– Она артистка, певичка и.., вообще, она … – он не договорил, но на его лице такая ненависть и презрение. Те же чувства испытываю и я, а моим пчелам такой человек не нравится. Ни с того ни с сего мою руку вдруг пчелка ужалила, а я стою как остолоп, потому что одна мысль жалит мозг – как могло это, когда-то близкое и родное лицо, со временем так исказиться и стать противным. И пока я об этом думал, на лицо внука дяди Гехо тоже села пчела, а точнее, словно пуля прямо под глаз вонзилась. Он от боли взвизгнул, стал ее сбивать, выматерился и тут же выдал, что было на кончике языка:
– Змею на груди пригрел мой дед, старый Гехо.
И тогда я с места не сдвинулся, и ответить не могу, а он в том же тоне продолжил:
– И дети твои – в ублюдка, в тебя. А дочь – просто шлюха, а ты эту землю, такую прелесть!.. Вот ей, – он показал непристойный жест.
Рыча от злости, я рванулся вперед. Лишь пару шагов смог сделать – мощные, как железные клещи, руки охранников перехватили меня, бросили наземь. Я даже не знаю – били ли меня, пинали ли эти молодчики. Знаю лишь то, что они опрокинули один улей. Весь рой взлетел, взбесился, ринулся мстить… Непрошенные гости спешно умчались, а мне спасенья нет ни в доме, ни в сарае. Количество жал я не считал – их было очень много; и в своей хибаре я окна, двери запер, но пчелки были в рукавах, в штанинах, в волосах. Все жалят и жалят, и поделом. А ведь каждая пчелка, выпустив жало, более не живет, умирает, и она, защищая свой рой, на эту смерть как бы сознательно идет. А я не пошел, не выцарапал его глаза, не вырвал его зловонный язык. Хотя бы подох с неким достоинством. И это не смог.
Я опух, даже глаза заплыли, и все болит, особенно душа. Я, лежа, стонал, плакал от боли, злости и слабости, как меня вдруг кто-то тронул. По голосу узнал – парнишка-сосед.
– Шовда до вас не может дозвониться, – говорит. – Она очень волнуется, просит вас выйти на связь, пойти в зону дозвона.

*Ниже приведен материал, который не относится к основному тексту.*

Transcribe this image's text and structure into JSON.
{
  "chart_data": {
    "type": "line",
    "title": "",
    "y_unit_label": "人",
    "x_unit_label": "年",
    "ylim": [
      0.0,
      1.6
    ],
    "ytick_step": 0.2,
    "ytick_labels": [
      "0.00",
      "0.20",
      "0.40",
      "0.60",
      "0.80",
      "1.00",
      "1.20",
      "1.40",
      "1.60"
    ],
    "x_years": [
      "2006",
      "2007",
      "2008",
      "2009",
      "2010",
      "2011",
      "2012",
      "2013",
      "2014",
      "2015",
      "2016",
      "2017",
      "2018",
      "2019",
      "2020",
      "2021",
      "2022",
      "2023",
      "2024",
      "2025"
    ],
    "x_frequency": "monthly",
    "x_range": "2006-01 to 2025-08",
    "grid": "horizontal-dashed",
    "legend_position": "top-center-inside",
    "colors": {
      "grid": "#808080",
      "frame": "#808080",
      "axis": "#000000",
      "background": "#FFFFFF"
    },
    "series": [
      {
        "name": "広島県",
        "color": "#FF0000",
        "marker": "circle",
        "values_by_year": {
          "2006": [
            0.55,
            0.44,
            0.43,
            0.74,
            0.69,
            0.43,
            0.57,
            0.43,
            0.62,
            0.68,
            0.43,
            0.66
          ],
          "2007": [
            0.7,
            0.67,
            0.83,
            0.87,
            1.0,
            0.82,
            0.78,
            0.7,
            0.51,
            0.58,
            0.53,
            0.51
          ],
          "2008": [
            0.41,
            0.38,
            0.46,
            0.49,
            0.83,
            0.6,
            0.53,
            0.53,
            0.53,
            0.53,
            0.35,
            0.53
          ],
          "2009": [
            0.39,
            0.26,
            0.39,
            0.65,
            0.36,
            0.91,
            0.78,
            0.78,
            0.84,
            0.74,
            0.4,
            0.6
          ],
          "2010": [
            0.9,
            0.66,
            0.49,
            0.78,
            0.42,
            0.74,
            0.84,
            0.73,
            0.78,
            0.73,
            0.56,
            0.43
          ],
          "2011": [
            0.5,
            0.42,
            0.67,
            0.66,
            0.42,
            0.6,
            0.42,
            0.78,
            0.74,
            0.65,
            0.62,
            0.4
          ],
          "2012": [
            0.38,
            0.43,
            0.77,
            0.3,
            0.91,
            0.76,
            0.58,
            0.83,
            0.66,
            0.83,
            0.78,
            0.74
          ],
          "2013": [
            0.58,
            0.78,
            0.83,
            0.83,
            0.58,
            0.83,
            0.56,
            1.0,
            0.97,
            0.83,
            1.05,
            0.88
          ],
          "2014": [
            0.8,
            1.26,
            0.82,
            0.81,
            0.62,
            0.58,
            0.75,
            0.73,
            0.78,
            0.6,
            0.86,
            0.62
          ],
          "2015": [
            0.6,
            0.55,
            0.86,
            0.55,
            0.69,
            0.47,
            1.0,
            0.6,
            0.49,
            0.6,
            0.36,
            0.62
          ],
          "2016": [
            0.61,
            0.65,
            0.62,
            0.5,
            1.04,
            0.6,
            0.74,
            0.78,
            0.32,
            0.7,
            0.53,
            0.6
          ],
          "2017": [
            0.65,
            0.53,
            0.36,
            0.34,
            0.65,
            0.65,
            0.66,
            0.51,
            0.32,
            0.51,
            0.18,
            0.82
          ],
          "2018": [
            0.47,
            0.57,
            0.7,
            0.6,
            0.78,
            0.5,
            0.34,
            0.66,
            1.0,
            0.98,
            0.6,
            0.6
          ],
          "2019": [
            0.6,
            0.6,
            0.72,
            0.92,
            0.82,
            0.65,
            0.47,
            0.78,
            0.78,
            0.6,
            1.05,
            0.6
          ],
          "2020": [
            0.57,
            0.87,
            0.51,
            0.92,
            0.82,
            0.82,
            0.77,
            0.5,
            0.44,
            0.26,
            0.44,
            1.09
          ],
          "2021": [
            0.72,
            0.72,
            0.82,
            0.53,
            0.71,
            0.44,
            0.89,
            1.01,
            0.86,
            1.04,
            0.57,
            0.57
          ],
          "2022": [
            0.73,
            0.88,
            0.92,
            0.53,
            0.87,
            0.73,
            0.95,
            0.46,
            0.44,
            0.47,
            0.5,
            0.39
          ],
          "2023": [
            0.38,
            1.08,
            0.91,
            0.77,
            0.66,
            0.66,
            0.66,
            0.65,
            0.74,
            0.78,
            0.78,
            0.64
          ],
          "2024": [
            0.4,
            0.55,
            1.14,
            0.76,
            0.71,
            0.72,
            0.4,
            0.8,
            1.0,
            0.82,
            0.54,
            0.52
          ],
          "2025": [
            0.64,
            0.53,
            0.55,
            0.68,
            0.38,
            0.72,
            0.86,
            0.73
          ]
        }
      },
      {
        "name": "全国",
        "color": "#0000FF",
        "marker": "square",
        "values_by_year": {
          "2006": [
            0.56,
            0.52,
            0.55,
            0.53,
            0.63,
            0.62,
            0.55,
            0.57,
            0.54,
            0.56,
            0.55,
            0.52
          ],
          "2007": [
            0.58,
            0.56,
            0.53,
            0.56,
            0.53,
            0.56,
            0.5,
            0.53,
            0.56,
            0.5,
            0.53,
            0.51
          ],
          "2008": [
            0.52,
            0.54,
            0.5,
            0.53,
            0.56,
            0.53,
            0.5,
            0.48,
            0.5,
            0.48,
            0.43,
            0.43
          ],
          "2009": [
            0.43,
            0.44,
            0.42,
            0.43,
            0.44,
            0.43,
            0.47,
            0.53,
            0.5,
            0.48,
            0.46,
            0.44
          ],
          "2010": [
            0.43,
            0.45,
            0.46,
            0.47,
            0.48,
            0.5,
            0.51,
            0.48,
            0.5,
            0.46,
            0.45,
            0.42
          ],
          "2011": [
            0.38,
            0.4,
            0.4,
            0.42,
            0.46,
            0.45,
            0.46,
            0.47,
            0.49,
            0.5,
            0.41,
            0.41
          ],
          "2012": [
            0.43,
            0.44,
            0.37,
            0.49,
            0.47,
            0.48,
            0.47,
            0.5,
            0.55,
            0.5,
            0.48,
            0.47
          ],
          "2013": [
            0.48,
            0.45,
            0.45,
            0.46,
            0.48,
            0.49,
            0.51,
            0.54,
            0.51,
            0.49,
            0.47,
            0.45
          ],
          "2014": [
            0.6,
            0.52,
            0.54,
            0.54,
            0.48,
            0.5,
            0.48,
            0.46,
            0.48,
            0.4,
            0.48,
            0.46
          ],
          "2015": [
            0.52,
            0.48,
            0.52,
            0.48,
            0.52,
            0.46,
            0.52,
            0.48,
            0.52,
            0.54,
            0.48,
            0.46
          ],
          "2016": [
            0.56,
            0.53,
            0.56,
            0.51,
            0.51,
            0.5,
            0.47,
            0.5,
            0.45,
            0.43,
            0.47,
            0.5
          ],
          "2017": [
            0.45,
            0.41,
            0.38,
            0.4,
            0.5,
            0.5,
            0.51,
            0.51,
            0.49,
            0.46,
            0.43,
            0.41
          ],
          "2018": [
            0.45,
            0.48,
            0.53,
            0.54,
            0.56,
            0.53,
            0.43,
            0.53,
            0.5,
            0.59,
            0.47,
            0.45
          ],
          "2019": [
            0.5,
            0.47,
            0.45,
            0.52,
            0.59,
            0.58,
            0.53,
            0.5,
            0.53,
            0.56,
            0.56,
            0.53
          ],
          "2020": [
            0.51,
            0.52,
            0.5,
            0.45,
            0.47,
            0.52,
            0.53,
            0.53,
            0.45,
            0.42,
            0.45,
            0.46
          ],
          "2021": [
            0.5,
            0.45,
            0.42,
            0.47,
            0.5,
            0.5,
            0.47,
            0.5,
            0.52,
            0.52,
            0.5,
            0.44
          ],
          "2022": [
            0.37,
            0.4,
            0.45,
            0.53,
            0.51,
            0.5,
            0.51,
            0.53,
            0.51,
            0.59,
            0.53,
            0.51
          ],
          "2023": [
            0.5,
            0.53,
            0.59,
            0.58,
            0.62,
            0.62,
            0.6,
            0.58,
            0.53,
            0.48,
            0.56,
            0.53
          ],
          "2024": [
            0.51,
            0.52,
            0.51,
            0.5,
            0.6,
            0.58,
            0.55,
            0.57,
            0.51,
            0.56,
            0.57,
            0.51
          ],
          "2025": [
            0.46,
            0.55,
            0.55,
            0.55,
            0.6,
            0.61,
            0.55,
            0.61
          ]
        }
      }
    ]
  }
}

Я даже жить, так жить и в таком состоянии жить не хочу, а не то чтобы куда-то идти, тем более на гору в ночь подниматься. Однако дочь для меня теперь все – единственное родное и любимое существо, и я вышел из дому. Ночь, темно, холодный, пронизывающий ветер с ближайших ледников, а я, часто включая телефон, – не появилась ли связь? – буквально пополз в гору, а мысль одна – лишь бы Шовда ничего не узнала. В то время Шовда уже более полугода как замужем, как уже обосновалась и даже утвердилась в Европе, и я не хочу, чтобы какие-то тревожные вести отсюда поступали к ней. Наоборот, я постоянно пишу ей, что здесь все нормально. Но вот люди, некоторые люди, к тому же вроде бы не чужие, стали врагами, совсем обнаглели, чувствуют свою силу, власть, безнаказанность. Однако это лишь мои проблемы, и я не хочу, чтобы дочка хоть что-то знала и догадывалась. И вот связь внезапно появилась, зазвонил телефон:
– Дада, ты как? – ее голос, ее, как мне представляется, светлый, ангельский голос совсем удручен, хрипловат. Она плакала. – Они били тебя?
Я в ответ мычу, мол, все нормально, а она:
– Я все терпела. Мы все стерпели. А он совсем охамел, озверел… Он и теперь меня обзывает. Публично оскорбляет. А я ныне чужая жена, и у меня муж… А что он с тобой вытворяет?! Дада, я прошу тебя, не живи с ними, с этим быдлом продажным. Он за деньги и за свою жизнь всех и всё предал, продал… Приезжай сюда. Или хотя бы в Москву на лечение и отдых выезжай… Ты мне нужен, нужен!
Тут связь оборвалась. Я долго ждал, надеясь, что она еще дозвонится. Но, как назло, на экране видно, что нет сети. Видимо, из-за непогоды. А мне от ее слов еще хуже, злость еще более вскипает. Наверное, от этого силы появились. Я еще выше, почти до самой вершины нашей горы вскарабкался, но связь так и не появилась. Когда далеко за полночь, весь продрогший и совсем усталый, но не разбитый, я спустился к дому, вдруг высветилось сообщение от нее: «Я разберусь… Время…». А следом еще одно: «Выезжай. Прошу. Мне легче будет действовать. Я боюсь за тебя».